If you decide that you are going to major in Film, there is no way to avoid Annete Insdorf. While you will occasionally find a student who really likes her and has nice things to say, Insdorf is hard to love. Her lectures are just that, opportunities for her to talk AT you for an hour and a half and, unlike every other professor in the department, she does not encourage students to "jump in" and ask her questions, raise ideas, etc. However, I've had some really annoying kids in lectures who loved the sound of their own voice, so maybe her lack of interest in student participation is a blessing...depends on your perspective. Her lectures emphasize visual metaphors in the films watched and are pretty light on theory- a good thing. However, her style of lecturing is akin to listening to an encyclopedia talk: everything is written out beforehand and simply read off the page. Again, maybe this is a personal thing, but I can't help but feel she does a lot by rote and does'nt really engage with the material afresh every class. It's obvious that she has delievered the same lectures a hundred times and she seems fine with just reading off her (English Major-esque) analysis. If you do take this class, don't piss her off by leaving early or not going to discussion section...she holds grudges.
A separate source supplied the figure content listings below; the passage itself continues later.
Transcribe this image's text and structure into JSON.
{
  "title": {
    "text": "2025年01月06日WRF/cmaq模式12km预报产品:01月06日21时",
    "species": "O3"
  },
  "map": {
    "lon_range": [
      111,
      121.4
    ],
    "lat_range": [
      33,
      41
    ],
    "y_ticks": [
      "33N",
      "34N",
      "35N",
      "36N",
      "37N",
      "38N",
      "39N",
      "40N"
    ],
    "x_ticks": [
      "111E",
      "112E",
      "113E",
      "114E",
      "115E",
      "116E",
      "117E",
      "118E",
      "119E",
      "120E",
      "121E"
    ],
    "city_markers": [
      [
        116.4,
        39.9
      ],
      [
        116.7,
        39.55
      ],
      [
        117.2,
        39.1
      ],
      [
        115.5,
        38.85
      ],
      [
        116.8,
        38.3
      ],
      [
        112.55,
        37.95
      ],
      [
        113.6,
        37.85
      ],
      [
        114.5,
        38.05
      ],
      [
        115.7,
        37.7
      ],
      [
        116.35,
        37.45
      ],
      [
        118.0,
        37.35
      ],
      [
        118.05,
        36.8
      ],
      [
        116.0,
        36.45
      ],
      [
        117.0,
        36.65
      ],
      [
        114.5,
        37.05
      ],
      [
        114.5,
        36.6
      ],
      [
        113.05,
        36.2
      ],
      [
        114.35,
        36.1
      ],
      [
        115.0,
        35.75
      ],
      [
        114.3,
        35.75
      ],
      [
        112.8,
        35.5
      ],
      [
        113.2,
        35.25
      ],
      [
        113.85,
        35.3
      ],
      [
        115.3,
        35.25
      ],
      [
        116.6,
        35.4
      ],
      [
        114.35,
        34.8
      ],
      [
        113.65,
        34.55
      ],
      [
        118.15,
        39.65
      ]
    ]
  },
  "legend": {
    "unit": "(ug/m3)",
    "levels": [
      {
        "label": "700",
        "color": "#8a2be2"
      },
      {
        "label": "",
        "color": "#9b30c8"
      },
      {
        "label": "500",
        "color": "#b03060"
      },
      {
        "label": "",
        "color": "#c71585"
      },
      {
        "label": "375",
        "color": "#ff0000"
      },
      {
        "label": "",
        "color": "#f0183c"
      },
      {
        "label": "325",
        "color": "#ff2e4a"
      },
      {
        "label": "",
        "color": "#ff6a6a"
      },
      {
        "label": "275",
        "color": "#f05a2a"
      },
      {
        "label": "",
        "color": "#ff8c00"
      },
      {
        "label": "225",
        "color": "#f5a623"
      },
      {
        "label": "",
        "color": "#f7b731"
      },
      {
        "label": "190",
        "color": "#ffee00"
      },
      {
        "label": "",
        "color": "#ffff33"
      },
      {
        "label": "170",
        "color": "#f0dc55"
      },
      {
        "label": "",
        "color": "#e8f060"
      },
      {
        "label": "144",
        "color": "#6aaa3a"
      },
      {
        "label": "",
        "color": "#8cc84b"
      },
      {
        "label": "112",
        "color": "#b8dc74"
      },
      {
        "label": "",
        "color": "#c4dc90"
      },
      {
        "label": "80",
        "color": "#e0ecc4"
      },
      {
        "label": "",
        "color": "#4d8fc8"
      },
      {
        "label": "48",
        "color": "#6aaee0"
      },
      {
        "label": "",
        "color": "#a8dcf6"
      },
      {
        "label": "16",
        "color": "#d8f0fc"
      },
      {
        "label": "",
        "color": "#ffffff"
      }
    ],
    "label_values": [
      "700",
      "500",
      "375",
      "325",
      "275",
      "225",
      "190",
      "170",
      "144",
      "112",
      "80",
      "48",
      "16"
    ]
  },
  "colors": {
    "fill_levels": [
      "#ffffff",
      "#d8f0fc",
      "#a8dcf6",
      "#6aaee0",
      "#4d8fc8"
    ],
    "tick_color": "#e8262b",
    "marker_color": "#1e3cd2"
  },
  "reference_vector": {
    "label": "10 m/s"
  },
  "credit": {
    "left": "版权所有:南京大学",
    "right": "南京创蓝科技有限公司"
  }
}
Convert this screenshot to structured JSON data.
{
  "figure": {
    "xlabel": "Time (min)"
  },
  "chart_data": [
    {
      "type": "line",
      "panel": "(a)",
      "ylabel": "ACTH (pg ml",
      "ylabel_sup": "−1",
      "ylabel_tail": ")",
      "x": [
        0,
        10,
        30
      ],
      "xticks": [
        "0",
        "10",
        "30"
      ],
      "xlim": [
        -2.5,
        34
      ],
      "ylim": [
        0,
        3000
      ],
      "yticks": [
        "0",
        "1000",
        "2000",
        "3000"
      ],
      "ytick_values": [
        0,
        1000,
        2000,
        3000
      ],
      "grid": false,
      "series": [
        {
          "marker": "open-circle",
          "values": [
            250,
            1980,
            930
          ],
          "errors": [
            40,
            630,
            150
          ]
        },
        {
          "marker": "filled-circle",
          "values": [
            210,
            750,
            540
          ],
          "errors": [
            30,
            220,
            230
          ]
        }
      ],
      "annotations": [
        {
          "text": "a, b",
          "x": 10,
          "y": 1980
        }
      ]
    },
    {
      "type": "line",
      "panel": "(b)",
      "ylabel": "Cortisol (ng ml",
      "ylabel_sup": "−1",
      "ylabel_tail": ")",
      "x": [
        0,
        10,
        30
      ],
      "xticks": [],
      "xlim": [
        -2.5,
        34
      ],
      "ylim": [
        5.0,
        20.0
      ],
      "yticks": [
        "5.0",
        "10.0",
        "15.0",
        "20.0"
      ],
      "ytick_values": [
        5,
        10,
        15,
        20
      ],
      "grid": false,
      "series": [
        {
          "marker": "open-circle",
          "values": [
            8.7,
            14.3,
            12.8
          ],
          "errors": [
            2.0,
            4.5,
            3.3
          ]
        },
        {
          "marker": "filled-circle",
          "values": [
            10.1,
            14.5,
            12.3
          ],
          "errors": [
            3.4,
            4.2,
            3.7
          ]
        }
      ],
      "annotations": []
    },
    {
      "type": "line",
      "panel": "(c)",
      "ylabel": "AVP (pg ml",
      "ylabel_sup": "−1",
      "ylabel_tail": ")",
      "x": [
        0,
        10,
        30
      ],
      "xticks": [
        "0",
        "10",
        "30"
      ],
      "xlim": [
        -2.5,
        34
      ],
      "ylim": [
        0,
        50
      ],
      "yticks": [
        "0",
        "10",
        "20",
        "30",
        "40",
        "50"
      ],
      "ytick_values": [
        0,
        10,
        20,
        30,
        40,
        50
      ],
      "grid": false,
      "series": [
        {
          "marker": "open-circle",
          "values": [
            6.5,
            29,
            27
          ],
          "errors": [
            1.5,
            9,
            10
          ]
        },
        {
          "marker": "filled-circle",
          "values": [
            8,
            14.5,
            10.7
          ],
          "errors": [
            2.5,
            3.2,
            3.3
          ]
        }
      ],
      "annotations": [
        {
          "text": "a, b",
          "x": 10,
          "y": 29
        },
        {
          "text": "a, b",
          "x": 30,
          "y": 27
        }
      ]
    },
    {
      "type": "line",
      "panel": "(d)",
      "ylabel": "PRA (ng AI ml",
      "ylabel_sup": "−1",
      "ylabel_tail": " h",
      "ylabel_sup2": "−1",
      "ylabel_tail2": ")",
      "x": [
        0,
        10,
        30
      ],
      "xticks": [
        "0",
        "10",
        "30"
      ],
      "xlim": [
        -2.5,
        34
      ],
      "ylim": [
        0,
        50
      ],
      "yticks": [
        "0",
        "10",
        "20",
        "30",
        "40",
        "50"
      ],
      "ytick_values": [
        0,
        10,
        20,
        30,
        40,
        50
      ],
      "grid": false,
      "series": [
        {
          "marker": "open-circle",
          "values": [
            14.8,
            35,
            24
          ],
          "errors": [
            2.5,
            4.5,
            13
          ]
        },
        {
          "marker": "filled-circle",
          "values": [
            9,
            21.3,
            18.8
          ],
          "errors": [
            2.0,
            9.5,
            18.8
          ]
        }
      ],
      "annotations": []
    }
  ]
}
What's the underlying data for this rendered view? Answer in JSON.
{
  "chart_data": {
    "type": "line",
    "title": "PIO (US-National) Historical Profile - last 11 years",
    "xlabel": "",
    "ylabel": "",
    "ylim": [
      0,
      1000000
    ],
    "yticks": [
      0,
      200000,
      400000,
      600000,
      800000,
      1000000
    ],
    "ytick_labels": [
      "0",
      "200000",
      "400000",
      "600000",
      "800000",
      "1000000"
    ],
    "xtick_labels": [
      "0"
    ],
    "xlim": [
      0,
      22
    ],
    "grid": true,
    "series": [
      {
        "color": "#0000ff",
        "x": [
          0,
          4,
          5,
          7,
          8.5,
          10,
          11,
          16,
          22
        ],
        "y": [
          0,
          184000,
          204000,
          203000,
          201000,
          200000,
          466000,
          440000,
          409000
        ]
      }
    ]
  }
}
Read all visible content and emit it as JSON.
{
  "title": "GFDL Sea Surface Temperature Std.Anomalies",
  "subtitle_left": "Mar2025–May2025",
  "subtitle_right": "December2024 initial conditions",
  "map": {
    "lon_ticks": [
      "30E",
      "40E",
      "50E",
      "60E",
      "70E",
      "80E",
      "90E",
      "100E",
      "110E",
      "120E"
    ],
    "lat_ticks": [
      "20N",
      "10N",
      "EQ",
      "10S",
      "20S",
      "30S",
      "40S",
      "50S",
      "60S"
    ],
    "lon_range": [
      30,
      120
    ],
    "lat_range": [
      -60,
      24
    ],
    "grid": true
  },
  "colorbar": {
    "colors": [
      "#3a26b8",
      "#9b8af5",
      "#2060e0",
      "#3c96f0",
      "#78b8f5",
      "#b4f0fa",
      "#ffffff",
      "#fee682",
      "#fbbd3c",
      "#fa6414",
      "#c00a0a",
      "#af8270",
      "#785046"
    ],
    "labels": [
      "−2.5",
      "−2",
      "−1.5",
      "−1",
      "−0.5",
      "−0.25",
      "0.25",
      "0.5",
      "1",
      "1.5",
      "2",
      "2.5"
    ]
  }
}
Insdorf is a godsend for film aficionados and majors who are interested in taking a literary approach to film analysis. Her lectures are engaging and densely packed with information. Her enthusiasm is infectious. She truly loves the films she shows, and this comes through in her lectures. Experienced film students will find the deficit of Film Theory either a welcomed break or a disappointment depending on their tastes, and novices will not have a hard time keeping up. The class is also conveniently broken down into a screening, followed by the lecture - Students pressed for time can skip screenings of films they have already seen and walk in for the lecture.
Insdorf is the perfect example of what a film teacher should not be. She does not even stay to watch the films screened in class and instead retreats to her boudoir, where, perhaps, she reviews her ancient notes and dreams of Truffaut. Also, she is boring, very boring. And she gives you tests! Tests!!! Her smile is as wide as she is small.
Insdorf is passionate about herself and her high falutin ideas of film, but her perspective is that of an English Lit major. She is visually impaired by a very static notion of what film is. She isolates images as one does when waxing over poetry, and then gets into the whole Eng. Lit metaphorical riff about deep meaning - - she can find it anywhere! Her perview is from behind a pen not a camera lens.